I've left the implementation of the various functions as an exercise.

Why the signature is [Integer] -> [Integer]? the input is actually just a number. The following code works.

threeN :: Integer -> [Integer]
threeN n = threeN' n []
  where threeN' n acc 
          | n `elem` acc = n:acc
          | even n = threeN' (n `div` 2) (n:acc)
          | odd n = threeN' (3 * n - 1) (n:acc)

If you are force to use [Integer] as input signature:

threeN :: [Integer] -> [Integer]
threeN [n] = threeN' n []
  where threeN' n acc 
          | n `elem` acc = n:acc
          | even n = threeN' (n `div` 2) (n:acc)
          | odd n = threeN' (3 * n - 1) (n:acc)

But I think It does not make sense.

Regards!

You could use head and tail with elem to test whether the first element already exists in the list.
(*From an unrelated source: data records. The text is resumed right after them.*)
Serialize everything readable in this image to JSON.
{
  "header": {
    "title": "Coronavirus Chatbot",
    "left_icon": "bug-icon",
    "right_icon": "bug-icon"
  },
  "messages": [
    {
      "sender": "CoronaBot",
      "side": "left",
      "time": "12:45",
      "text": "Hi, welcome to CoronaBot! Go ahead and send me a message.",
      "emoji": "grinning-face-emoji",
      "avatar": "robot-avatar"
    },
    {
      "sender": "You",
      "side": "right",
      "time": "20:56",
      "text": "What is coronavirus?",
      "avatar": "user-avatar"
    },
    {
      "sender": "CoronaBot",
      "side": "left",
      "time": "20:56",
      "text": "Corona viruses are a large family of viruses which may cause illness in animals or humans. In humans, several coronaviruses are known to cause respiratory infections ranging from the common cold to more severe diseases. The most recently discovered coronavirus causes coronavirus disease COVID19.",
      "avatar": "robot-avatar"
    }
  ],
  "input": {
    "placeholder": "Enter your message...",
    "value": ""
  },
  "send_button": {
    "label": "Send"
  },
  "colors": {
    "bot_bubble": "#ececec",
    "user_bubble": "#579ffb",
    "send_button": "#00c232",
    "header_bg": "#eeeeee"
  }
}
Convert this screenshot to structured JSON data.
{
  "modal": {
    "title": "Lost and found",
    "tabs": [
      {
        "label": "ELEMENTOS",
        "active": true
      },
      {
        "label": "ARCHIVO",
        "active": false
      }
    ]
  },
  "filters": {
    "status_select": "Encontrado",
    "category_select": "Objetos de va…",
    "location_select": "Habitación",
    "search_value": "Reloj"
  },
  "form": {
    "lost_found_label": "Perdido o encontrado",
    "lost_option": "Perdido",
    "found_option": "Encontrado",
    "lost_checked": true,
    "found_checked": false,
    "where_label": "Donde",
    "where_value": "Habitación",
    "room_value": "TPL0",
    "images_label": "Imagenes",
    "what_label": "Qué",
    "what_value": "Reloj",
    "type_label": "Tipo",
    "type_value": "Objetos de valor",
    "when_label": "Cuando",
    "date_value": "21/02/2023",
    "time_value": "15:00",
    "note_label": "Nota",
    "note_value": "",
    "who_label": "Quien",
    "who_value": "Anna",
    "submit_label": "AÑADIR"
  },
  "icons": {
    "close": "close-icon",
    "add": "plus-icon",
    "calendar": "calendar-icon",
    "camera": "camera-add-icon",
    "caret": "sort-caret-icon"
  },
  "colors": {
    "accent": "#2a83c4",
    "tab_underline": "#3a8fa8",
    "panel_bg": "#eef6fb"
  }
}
Note however that head and tail are unsafe functions. They will crash if given an empty list.

threeN :: [Integer] -> [Integer]
threeN ns | n `elem` tail ns = ns
          | even n = threeN ([n `div` 2]++ns)
          | odd  n = threeN ([3*n-1]++ns)
  where
    n = head ns

Also if you do not want the repeat number to be in the output, then have the first guard just equal tail ns instead of ns. There is probably a more efficient algorithm to generate these lists, but this just modifies what you've provided.